To meet demand of commuters, between 1962 and 1965, LSTC expanded with the purchase of Mercedes buses but operational deficiencies and rise of licensed and unlicensed operators hampered profitability. The influx of kiakia, bolekaja and molue buses affected the profitability of the municipal service and when the government intended to regulate the licensed and unlicensed operators through new orders, it caused a road blockade by drivers and the deflation of tires on city buses.

=== Statewide ===
In 1977, the Lagos City Transport Corporation formed the foundation of the new Lagos State Transportation Corporation. New services introduced included express bus service during the peak periods of 6:00am – 10:00am and 2pm - 7pm, excursion, inter-state and contract services.

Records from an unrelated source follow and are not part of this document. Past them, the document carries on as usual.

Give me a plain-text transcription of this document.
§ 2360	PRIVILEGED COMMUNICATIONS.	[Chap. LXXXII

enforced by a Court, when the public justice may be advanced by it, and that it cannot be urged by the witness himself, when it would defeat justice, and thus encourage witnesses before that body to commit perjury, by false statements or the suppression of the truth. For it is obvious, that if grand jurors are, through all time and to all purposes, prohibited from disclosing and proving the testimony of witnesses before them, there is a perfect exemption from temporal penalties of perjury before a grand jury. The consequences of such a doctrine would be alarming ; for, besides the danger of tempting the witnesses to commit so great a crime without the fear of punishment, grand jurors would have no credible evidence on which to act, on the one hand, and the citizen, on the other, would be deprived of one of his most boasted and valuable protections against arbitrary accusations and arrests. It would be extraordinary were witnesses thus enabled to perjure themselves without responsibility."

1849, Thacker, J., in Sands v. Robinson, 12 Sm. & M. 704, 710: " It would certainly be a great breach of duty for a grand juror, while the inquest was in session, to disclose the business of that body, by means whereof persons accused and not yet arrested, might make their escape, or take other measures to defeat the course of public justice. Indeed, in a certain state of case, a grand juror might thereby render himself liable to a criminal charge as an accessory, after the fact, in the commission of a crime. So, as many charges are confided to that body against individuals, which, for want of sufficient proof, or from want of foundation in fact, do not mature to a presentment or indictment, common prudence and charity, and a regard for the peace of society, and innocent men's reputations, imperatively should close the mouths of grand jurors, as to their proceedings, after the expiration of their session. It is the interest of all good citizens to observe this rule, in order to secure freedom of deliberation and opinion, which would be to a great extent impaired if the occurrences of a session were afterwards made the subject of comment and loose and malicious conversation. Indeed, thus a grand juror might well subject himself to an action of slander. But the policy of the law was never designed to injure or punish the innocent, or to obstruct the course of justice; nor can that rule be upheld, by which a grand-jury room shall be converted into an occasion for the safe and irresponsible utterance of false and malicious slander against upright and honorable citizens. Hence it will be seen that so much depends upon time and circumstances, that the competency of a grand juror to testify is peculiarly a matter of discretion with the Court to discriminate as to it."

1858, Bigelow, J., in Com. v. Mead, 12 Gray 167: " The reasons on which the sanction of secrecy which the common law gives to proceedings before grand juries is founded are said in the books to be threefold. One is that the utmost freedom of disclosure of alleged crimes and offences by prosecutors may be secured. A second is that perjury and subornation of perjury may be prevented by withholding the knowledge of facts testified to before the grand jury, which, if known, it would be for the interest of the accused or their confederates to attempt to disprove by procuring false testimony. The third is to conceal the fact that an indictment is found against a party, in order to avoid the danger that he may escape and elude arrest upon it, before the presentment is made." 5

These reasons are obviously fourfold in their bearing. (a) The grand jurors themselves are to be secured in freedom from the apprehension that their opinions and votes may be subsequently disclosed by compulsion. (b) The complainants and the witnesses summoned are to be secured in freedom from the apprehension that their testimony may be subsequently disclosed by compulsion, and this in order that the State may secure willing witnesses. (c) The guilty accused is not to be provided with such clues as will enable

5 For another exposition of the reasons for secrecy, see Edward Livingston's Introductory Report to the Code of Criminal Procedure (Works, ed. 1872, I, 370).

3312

The service underwent its peak passenger load in 1980 when about 76 million trips were taken by customers. Major bus stops included Ikeja, Mile 2, Oshodi and Race Course. Beginning in the second republic, technical inefficiencies, corruption and competition eroded the passenger share of LSTC. From an average of 240 operating buses in 1978, the average fell to 110 in 1983.

== Decline ==
Services declined by 1991 and the state government gradually winded down the corporation by leasing its fleet to private operators.